Auch auf Otto von Bismarck bezieht sich die neurechte Szene in Teilen. Hier der Meme-Account „Wilhelm Kachel“, der das preußsche im Namen und im Logo trägt. (Quelle: Sreenshot)

Das Antimoderne

Schaut man sich diese jungen Aktivisten an, wirkt es oft wie junge Männer in viel zu alten Klamotten, die so Reichtum und Seriosität vorgaukeln. Bei einigen wirkt dieser Look hingegen natürlich. Vermutlich, weil sie ihn aus den aktiven Zeiten in schlagenden Studentenverbindungen kennen. Aus diesen Männerbünden rekrutiert die neue Rechte teilweise ihr Personal. Rechtsextreme Burschenschaften inszenieren sich auf Bildern gerne in den eigenen Räumen, vor den holzvertäfelten Wänden, an langen Holztischen, in Anzug oder Smoking, in der jeweiligen Couleur.

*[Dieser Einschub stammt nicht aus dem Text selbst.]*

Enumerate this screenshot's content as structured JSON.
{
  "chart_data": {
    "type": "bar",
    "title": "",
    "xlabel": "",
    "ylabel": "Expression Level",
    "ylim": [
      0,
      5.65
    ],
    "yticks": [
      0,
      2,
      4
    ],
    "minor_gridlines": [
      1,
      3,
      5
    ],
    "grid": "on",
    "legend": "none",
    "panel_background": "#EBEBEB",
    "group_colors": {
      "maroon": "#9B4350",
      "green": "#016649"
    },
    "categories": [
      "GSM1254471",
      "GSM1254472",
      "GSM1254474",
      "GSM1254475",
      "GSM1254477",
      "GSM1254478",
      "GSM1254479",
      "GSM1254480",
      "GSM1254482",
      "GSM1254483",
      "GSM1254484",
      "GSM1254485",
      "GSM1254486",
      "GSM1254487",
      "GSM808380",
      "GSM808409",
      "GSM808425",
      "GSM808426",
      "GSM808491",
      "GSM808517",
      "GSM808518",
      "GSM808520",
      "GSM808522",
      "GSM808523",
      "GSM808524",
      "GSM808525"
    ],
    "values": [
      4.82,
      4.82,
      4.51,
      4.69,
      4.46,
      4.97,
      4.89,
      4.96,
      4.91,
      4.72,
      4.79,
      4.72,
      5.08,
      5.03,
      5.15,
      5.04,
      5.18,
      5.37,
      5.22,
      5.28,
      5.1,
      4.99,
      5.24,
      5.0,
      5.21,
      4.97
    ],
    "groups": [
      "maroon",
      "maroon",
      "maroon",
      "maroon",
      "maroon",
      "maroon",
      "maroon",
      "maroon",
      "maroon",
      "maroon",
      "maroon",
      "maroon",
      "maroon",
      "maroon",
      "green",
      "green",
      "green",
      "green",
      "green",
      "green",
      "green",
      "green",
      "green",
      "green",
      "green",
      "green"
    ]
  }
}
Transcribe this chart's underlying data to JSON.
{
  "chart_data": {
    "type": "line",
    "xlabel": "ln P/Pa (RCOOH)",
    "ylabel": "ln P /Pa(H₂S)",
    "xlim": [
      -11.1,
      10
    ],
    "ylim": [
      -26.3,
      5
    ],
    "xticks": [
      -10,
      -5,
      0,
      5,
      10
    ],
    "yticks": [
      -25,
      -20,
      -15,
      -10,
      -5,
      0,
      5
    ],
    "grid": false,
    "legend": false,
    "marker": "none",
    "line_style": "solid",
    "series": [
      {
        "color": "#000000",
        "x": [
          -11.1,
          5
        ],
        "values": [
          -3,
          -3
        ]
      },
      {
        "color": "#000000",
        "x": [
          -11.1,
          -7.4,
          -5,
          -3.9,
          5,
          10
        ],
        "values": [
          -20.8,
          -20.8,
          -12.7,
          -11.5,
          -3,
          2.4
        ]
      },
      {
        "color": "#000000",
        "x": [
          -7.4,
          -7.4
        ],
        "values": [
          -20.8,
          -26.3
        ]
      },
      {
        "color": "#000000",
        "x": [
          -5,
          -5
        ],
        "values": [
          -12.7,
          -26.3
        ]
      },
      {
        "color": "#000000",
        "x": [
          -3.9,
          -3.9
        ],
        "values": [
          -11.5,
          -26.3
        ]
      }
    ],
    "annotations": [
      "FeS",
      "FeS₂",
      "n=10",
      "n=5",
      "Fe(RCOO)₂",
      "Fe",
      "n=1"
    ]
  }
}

Bei Frauen geht diese Inszenierung oft mit weiteren Trends einher und zeigt sich besonders auf Social Media mit einer inszenierten Retraditionalisierung. Auf Instagram und TikTok beinhalten sie Trends wie (Verhaltensweisen einer „traditionellen“ Frau), oder VanillaGirl, die je auf vermeintlich natürliche weiße und normschöne Frauen abzielt.

Biedermeier goes international

Ziel dieser neurechten Bewegung war es immer, Politik aktiv zu gestalten, beziehungsweise, die Demokratie von innen zu zerstören. Mittlerweile liegt die AfD bei rund 20 Prozent der Wählerstimmen und in den USA sitzen Vertreter*innen dieser weiß-nationalistischen Ideologie im Weißenhaus und im Kongress. In Deutschland sind sie zwar noch die Opposition, in den USA jedoch nicht mehr.

Jüngst berichtete das New York Magazin über den veränderten Look einer neuen jungen Trump-Supporter-Gruppe. Den Bericht über exklusive New Yorker Partys, um Donald Trumps Inauguration zu feiern, betitelte das Magazin auf dem Cover mit „The Cruel Kids’ Table“. Diese Leute seien nicht entrechtet, gehören nicht zur Arbeiterklasse, sind nicht elitenfeindlich und haben auch sonst nicht viel mit klassischen Trump-Unterstützer*innen aus der ersten gewonnen Wahl 2016 gemein. Vielmehr sind sie jung, gut vernetzt, urban und verbringen viel Zeit online. Sie sind Krypto-Nerds und Influencerinnen. „MAGA (Make America Great Again) ist MTV für die Generation Z. Das ist keine Randgruppe. Das ist Jugend-Popkultur“, wird ein konservativer Krisenberater zitiert.